DNA microarrays are special slides that allow all the genes in a cell to be studied in one go. They can show which genes in a specific cell are switched on and which are switched off and they allow one type of cell to be compared with another. They work by taking mRNA from the two different cells, then mark it with a fluorescent labelling mix (to colour it and make it into cDNA) and then apply it in a solution to a specially prepared slide. This slide has a polymerase chain reaction (PCR) applied to it by a computer to make one side of the DNA strain for each individual gene. So when the marked genes are applied they all attach to the corresponding strain.

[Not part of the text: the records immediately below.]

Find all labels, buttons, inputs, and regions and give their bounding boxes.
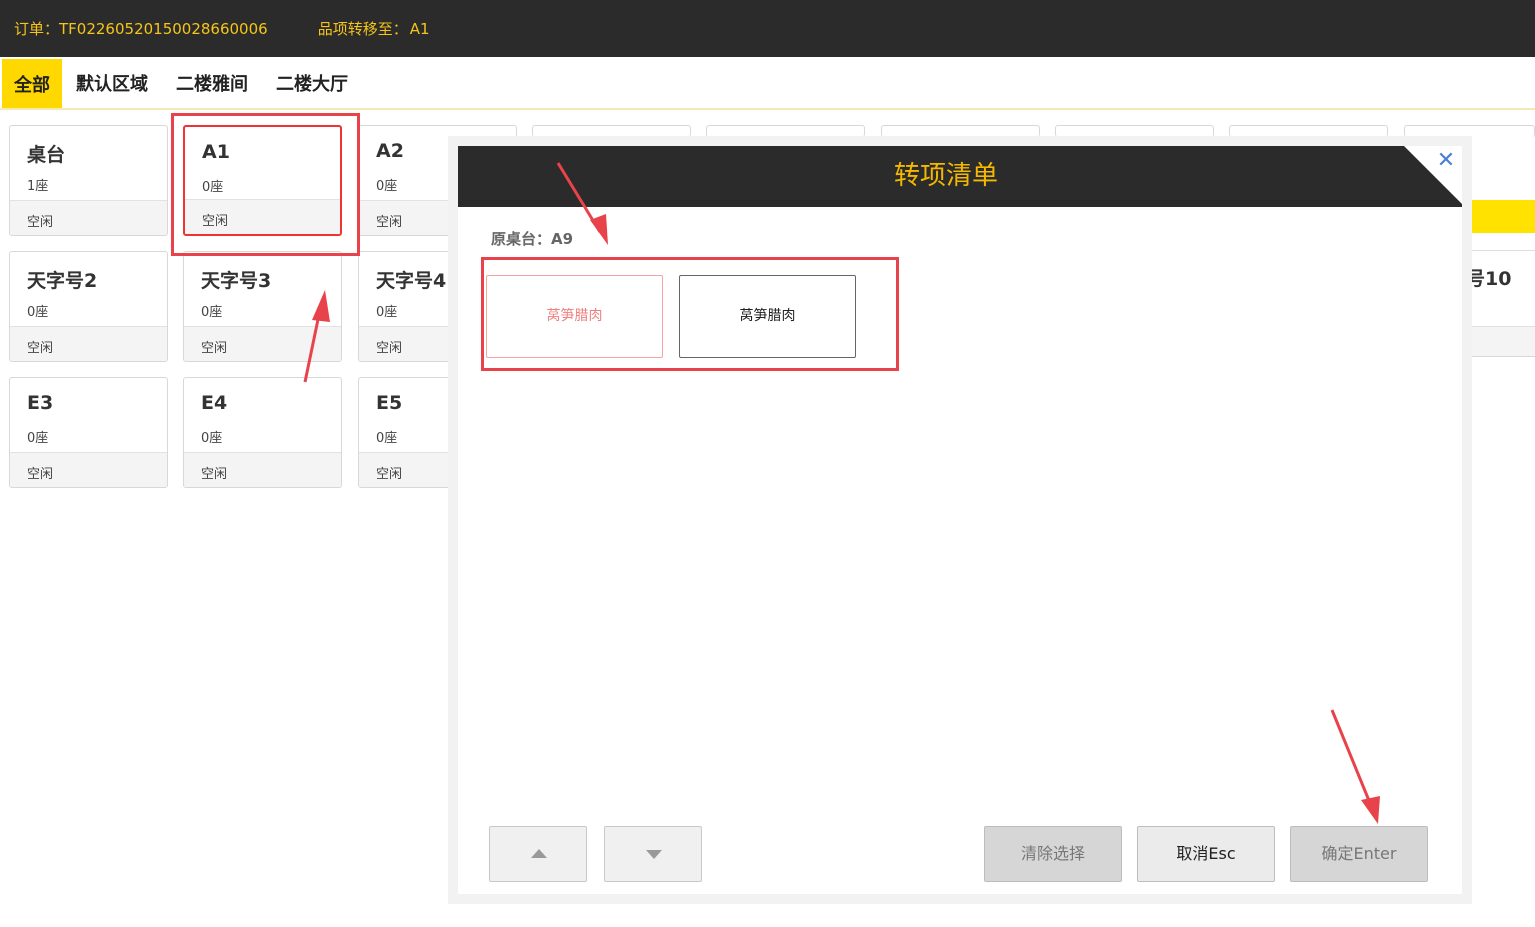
table-seats: 0座 xyxy=(27,305,49,320)
clear-selection-button[interactable]: 清除选择 xyxy=(984,826,1122,882)
source-table-value: A9 xyxy=(551,230,574,248)
table-name-partial: 号10 xyxy=(1466,268,1512,290)
table-name: E4 xyxy=(201,392,228,414)
table-card[interactable]: E4 0座 空闲 xyxy=(183,377,342,488)
table-name: E5 xyxy=(376,392,403,414)
table-status: 空闲 xyxy=(10,200,167,235)
close-icon[interactable]: ✕ xyxy=(1434,150,1458,174)
table-seats: 0座 xyxy=(201,305,223,320)
annotation-box-a1 xyxy=(171,113,360,256)
transfer-target: A1 xyxy=(409,20,430,38)
modal-header: 转项清单 xyxy=(458,146,1462,207)
table-card[interactable]: 天字号3 0座 空闲 xyxy=(183,251,342,362)
table-name: 天字号2 xyxy=(27,270,98,292)
tab-default-area[interactable]: 默认区域 xyxy=(62,57,162,108)
table-seats: 0座 xyxy=(376,179,398,194)
table-seats: 1座 xyxy=(27,179,49,194)
annotation-box-items xyxy=(481,257,899,371)
table-seats: 0座 xyxy=(376,305,398,320)
confirm-button[interactable]: 确定Enter xyxy=(1290,826,1428,882)
table-name: 天字号4 xyxy=(376,270,447,292)
table-status: 空闲 xyxy=(184,452,341,487)
transfer-info: 品项转移至： A1 xyxy=(318,18,430,39)
table-name: 桌台 xyxy=(27,144,66,166)
scroll-down-button[interactable] xyxy=(604,826,702,882)
order-info: 订单：TF02260520150028660006 xyxy=(14,18,268,39)
modal-title: 转项清单 xyxy=(893,161,998,191)
table-name: 天字号3 xyxy=(201,270,272,292)
table-status: 空闲 xyxy=(10,326,167,361)
table-seats: 0座 xyxy=(376,431,398,446)
table-status: 空闲 xyxy=(184,326,341,361)
app-window: 订单：TF02260520150028660006 品项转移至： A1 全部 默认… xyxy=(0,0,1535,927)
table-name: E3 xyxy=(27,392,54,414)
table-card[interactable]: 桌台 1座 空闲 xyxy=(9,125,168,236)
table-card[interactable]: E3 0座 空闲 xyxy=(9,377,168,488)
table-card[interactable]: 天字号2 0座 空闲 xyxy=(9,251,168,362)
triangle-up-icon xyxy=(531,849,547,858)
table-seats: 0座 xyxy=(201,431,223,446)
divider xyxy=(1462,250,1535,251)
source-table-label: 原桌台： xyxy=(491,230,552,248)
occupied-status-strip xyxy=(1462,200,1535,233)
table-status-partial xyxy=(1462,326,1535,357)
cancel-button[interactable]: 取消Esc xyxy=(1137,826,1275,882)
order-number: TF02260520150028660006 xyxy=(59,20,268,38)
table-seats: 0座 xyxy=(27,431,49,446)
triangle-down-icon xyxy=(646,850,662,859)
tab-second-floor-hall[interactable]: 二楼大厅 xyxy=(262,57,362,108)
source-table-line: 原桌台：A9 xyxy=(491,228,573,249)
scroll-up-button[interactable] xyxy=(489,826,587,882)
tab-all[interactable]: 全部 xyxy=(2,59,62,108)
area-tabs: 全部 默认区域 二楼雅间 二楼大厅 xyxy=(0,57,1535,110)
order-label: 订单： xyxy=(14,20,60,38)
transfer-label: 品项转移至： xyxy=(317,20,408,38)
tab-second-floor-private[interactable]: 二楼雅间 xyxy=(162,57,262,108)
table-status: 空闲 xyxy=(10,452,167,487)
top-bar: 订单：TF02260520150028660006 品项转移至： A1 xyxy=(0,0,1535,57)
table-name: A2 xyxy=(376,140,404,162)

When two different sets of genes are applied they both have different colours such as red and green. If only the red set of genes have a certain gene switched on then the spot for that gene will become red. If only the green set of genes have the gene switched on then the spot will turn green. If both sets of genes have the gene switched on then that spot will turn yellow. This means that the people studying the microarray can compare the two genomes and see, by means of the colour code, which genes are activated in specific cells.
Using microarrays has a number of advantages, the main one being that they allow the behaviour of many genes to be studied at once. They can be used to study cancerous cells to see which genes have been switched on and off in the cells. They can also be used to diagnose genetic disorders. Using microarrays is also relatively cheap and easy whilst also being much safer than other methods (as no radioactive or toxic elements are involved).